Through a series of stakeholder interviews, surveys, workshops with our staff and volunteers, desk research and market research with the wider public, Dan and Fiona got to the bottom of what people thought of Cruse and how they perceived us.
As we suspected, those who knew of our work – mainly former clients and health care professionals – recognised and recommended us unreservedly. But too few people had heard of us, or knew we were here for everyone and anyone who had ever been bereaved.
Based on this insight, Dan and Red Stone started developing a brand strategy – testing new names, a new vision, mission and values and a new visual identity. Then the pandemic hit. We had to put the work on hold and shift our focus to supporting bereaved people and speaking out on their behalf. We moved all our work from face to face to phone or zoom, launched new services, website visits rocketed and callers to the helpline tripled.
Between waves of Covid, we refocused on brand. The awful months of the pandemic had actually been useful learning. Health professionals, MPs and the media had clearly recognised the name “Cruse” so why would we change it? We needed to be more confident and bold in how we talk. At the same time, we recognised that the kindness of our people is central to everything we do.
Partly driven by the disproportionate Covid deaths amongst the BAME community, we increased our focus on Equality, Diversity and Inclusion and realised the brand needed to reflect that and be more inclusive.
A newly refreshed brand
Out of the trauma of the pandemic our refreshed brand developed. The extra insight we had gathered helped us move the brand forward, it needed to work harder for us and we needed to be more confident in the way we speak. The creatives that Red Stone had so brilliantly developed still worked, and Fiona picked up developing a new brand strategy for this new world.
She conducted more workshops, surveys and engagement with our incredible volunteers and consulted with bereavement experts we had worked with during the pandemic. After much refining we developed the strategy, moving us from soft and passive to real, ambitious and inclusive for all. We decided to keep the plans to change our name from Cruse Bereavement Care to Cruse Bereavement Support to better reflect what we actively do.
Our new brand demonstrates our expertise but retains our warmth – so that any vulnerable and grieving person will feel safe to come to us.
A key part of the brand strategy was our new values – we are kind, genuine, inclusive and ambitious. Any organisational change needs to be underpinned by culture and leadership and Fiona ensured the new values truly reflected the culture of the charity. It was crucial these words weren’t clichés or meaningless – but underpinned by the work we do.

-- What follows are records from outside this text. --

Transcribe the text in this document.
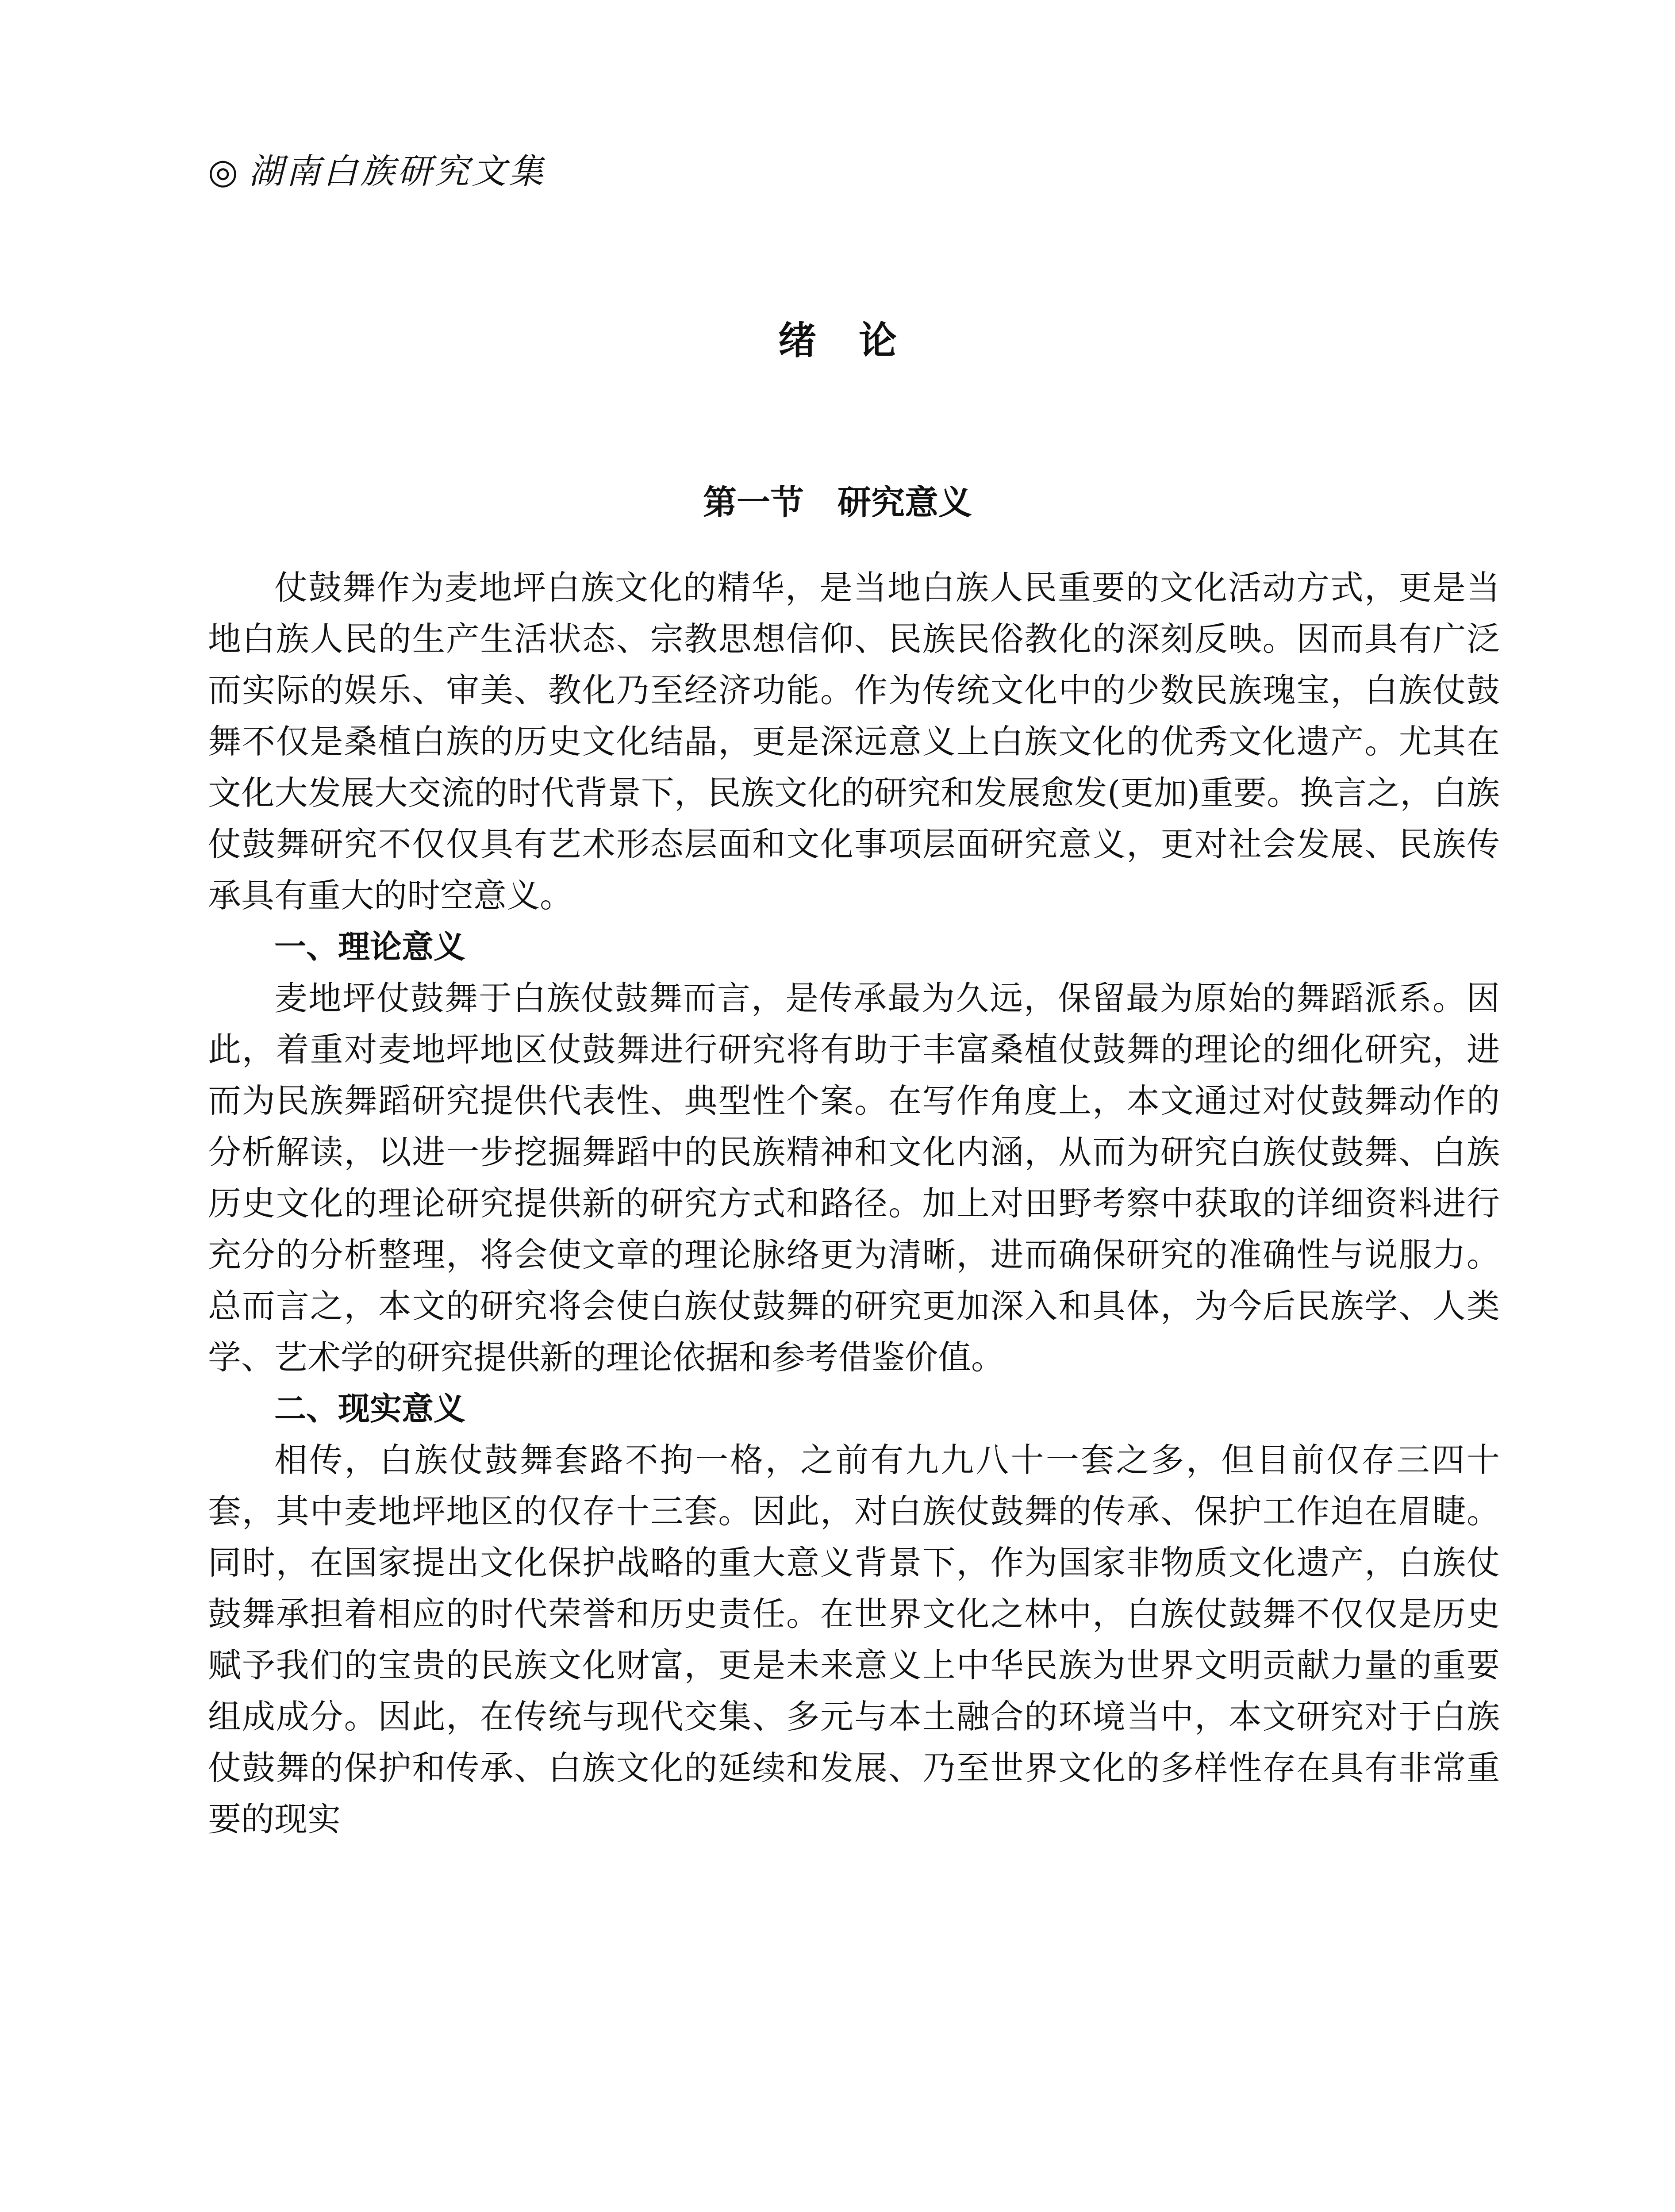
◎ 湖南白族研究文集
绪论
第一节　研究意义

仗鼓舞作为麦地坪白族文化的精华，是当地白族人民重要的文化活动方式，更是当地白族人民的生产生活状态、宗教思想信仰、民族民俗教化的深刻反映。因而具有广泛而实际的娱乐、审美、教化乃至经济功能。作为传统文化中的少数民族瑰宝，白族仗鼓舞不仅是桑植白族的历史文化结晶，更是深远意义上白族文化的优秀文化遗产。尤其在文化大发展大交流的时代背景下，民族文化的研究和发展愈发(更加)重要。换言之，白族仗鼓舞研究不仅仅具有艺术形态层面和文化事项层面研究意义，更对社会发展、民族传承具有重大的时空意义。

一、理论意义

麦地坪仗鼓舞于白族仗鼓舞而言，是传承最为久远，保留最为原始的舞蹈派系。因此，着重对麦地坪地区仗鼓舞进行研究将有助于丰富桑植仗鼓舞的理论的细化研究，进而为民族舞蹈研究提供代表性、典型性个案。在写作角度上，本文通过对仗鼓舞动作的分析解读，以进一步挖掘舞蹈中的民族精神和文化内涵，从而为研究白族仗鼓舞、白族历史文化的理论研究提供新的研究方式和路径。加上对田野考察中获取的详细资料进行充分的分析整理，将会使文章的理论脉络更为清晰，进而确保研究的准确性与说服力。总而言之，本文的研究将会使白族仗鼓舞的研究更加深入和具体，为今后民族学、人类学、艺术学的研究提供新的理论依据和参考借鉴价值。

二、现实意义

相传，白族仗鼓舞套路不拘一格，之前有九九八十一套之多，但目前仅存三四十套，其中麦地坪地区的仅存十三套。因此，对白族仗鼓舞的传承、保护工作迫在眉睫。同时，在国家提出文化保护战略的重大意义背景下，作为国家非物质文化遗产，白族仗鼓舞承担着相应的时代荣誉和历史责任。在世界文化之林中，白族仗鼓舞不仅仅是历史赋予我们的宝贵的民族文化财富，更是未来意义上中华民族为世界文明贡献力量的重要组成成分。因此，在传统与现代交集、多元与本土融合的环境当中，本文研究对于白族仗鼓舞的保护和传承、白族文化的延续和发展、乃至世界文化的多样性存在具有非常重要的现实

A new tool to help grieving people
Alongside launching the brand, we also relaunched our website and developed a new grief self-assessment tool using funding from the National Lottery Community Digital fund. Over a million people came to our website last year and the majority are looking for support. If we are to reach the hundreds of thousands of grieving people who don’t currently access bereavement support, we need to test how new digital methods work alongside our existing local services to increase our reach and provide new ways of helping bereaved people.
The self-assessment tool will help users find the right support, alongside understanding and normalising their grief. It works in tandem with the new brand strategy.
We now have a brand that everyone in Cruse can feel proud of. A brand that everyone had an opportunity to feed in to. And a brand that will leave a legacy of supporting and reaching more grieving people than ever before.